Council okays waterfront expansion for brewery, hears speed limit ideas
October 24, 2019
The Cathlamet Town Council acted on a variety of issues and revisited the ongoing dispute over parking at their regular monthly meeting on Monday.
After going over project details, the council approved shoreline development and conditional use permit for River Mile 38 Brewery.
Brewery representative Rex Czuba said the building would be along the waterfront of the Elochoman Slough Marina; it would have a patio deck, and overall seating would be more than double that of the present quarters. The deck would be open to the public during business hours.
Port District 1 will construct a viewing deck nearby, said Manager Jackie Lea. It will be close to the shoreline and open to the public at all hours.

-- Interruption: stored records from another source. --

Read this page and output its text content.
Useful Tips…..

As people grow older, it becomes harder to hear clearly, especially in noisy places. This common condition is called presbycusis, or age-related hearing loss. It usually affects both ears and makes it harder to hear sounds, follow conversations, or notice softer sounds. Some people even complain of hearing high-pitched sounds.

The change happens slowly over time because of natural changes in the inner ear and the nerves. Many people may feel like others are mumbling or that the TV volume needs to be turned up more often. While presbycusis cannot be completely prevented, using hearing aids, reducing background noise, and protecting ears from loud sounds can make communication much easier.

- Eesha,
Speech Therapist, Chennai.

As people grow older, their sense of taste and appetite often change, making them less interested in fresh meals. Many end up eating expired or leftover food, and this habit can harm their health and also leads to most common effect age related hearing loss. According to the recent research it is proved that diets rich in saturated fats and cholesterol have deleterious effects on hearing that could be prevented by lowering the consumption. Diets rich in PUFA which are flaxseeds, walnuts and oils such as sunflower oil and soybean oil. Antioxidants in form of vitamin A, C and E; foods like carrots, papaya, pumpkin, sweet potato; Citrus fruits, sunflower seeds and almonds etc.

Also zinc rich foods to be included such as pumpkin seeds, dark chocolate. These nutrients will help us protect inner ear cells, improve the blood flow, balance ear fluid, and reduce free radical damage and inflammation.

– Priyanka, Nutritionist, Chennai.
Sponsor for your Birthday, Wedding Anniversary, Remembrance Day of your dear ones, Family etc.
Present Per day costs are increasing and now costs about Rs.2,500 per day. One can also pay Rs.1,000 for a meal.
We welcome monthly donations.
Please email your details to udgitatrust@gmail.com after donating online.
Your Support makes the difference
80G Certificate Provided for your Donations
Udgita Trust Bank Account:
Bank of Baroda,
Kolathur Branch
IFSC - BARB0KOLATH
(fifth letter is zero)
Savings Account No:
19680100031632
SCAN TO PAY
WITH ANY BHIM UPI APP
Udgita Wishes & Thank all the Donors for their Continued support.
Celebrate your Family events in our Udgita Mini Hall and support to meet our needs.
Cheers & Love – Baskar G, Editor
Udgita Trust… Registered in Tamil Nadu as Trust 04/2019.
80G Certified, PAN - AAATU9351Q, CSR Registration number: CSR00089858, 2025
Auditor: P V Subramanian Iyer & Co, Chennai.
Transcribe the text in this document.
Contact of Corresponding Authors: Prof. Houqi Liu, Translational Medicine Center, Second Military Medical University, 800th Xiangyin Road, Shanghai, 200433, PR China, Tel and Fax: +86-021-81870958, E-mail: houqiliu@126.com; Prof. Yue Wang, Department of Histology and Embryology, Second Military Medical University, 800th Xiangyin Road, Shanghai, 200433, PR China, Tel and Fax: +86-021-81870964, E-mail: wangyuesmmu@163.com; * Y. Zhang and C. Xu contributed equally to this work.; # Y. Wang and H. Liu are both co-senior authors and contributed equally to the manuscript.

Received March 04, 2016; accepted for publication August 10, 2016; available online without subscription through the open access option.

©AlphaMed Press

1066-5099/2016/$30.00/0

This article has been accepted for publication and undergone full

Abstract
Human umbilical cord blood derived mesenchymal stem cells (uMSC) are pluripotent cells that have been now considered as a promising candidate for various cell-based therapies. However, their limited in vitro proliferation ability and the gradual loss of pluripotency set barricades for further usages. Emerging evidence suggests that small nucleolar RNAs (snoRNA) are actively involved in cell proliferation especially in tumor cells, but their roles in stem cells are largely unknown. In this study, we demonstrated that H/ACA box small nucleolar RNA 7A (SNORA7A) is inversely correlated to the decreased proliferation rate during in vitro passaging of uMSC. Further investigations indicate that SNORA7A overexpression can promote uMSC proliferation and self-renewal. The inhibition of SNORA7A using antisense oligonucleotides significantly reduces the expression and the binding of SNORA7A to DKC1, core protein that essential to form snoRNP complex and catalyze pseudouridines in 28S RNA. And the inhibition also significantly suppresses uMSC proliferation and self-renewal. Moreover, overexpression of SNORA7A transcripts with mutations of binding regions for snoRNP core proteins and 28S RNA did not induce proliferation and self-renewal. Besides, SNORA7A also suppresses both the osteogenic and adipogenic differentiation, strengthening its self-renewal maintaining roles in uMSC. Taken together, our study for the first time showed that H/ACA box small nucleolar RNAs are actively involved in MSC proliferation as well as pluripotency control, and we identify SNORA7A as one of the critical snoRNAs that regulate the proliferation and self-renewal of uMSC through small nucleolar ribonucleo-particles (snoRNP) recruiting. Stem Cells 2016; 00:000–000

Wahkiakum County Building Inspector/Permit Coordinator David Hicks said the brewery's structures need to be 25' away from the ordinary high water line, and the port's observation deck would need to be 10' away from the line.
Czuba said the permit next needs review and approval from the state Department of Ecology and Wahkiakum County Board of Commissioners. Then construction could begin.
In other business:
--The council declined to act on a motion from Council Member Laurel Waller to increase stipends for council members and the mayor. The increased stipends would have gone into effect following the next election for each position.
--The council asked staff to prepare a request for proposals for landscaping services including maintenance of parks and other areas. Public Works Director Duncan Cruickshank said several firms had expressed interest in contracting for the work.
--Council members discussed a desire to lower speed limits on some streets. Waller suggested lowering the speed limit on Main Street from 25 to 20 miles per hour and installing a stop sign at the intersection of Main and Broadway streets for traffic headed toward Puget Island. Mayor Dale Jacobson also suggested lowering the speed limits on 2nd and 3rd streets to 15 mph. As Main Street is part of a state highway, the Washington State Department of Transportation would have to be involved in action to lower that speed limit and install the stop sign. Cruickshank said he would raise the issue with WSDOT staff.
--Council Member David Olson reported he will work with Town Attorney Fred Johnson to update the town's franchise ordinance. Olson, an attorney, managed the City of Portland's franchises. The current ordinance is out of date, he said.
The meeting closed with public comment, and business owner Lacey Vik asked the council to re-open the Butler Street lot to ease parking congestion on Main Street: People who once parked in the lot now park on Main Street, she said, taking up spaces needed for business customers.
She asked council members why the lot had to be closed once the town purchased it; she was told that insurance concerns and no handicapped parking were major reasons.
"This is a classic example of a lack of transparency," said Bill Wainwright. "If we're going to promote the town, we have to do everything possible to encourage people to do business here."
That comment drew a sharp response from Council Member Jean Burnham.
"You mention respect and responsibility," Brunham said. "When are you going to reimburse the town for the money spent defending the council against your frivolous recall?"
Discussion grew heated at that point, and the mayor adjourned the meeting.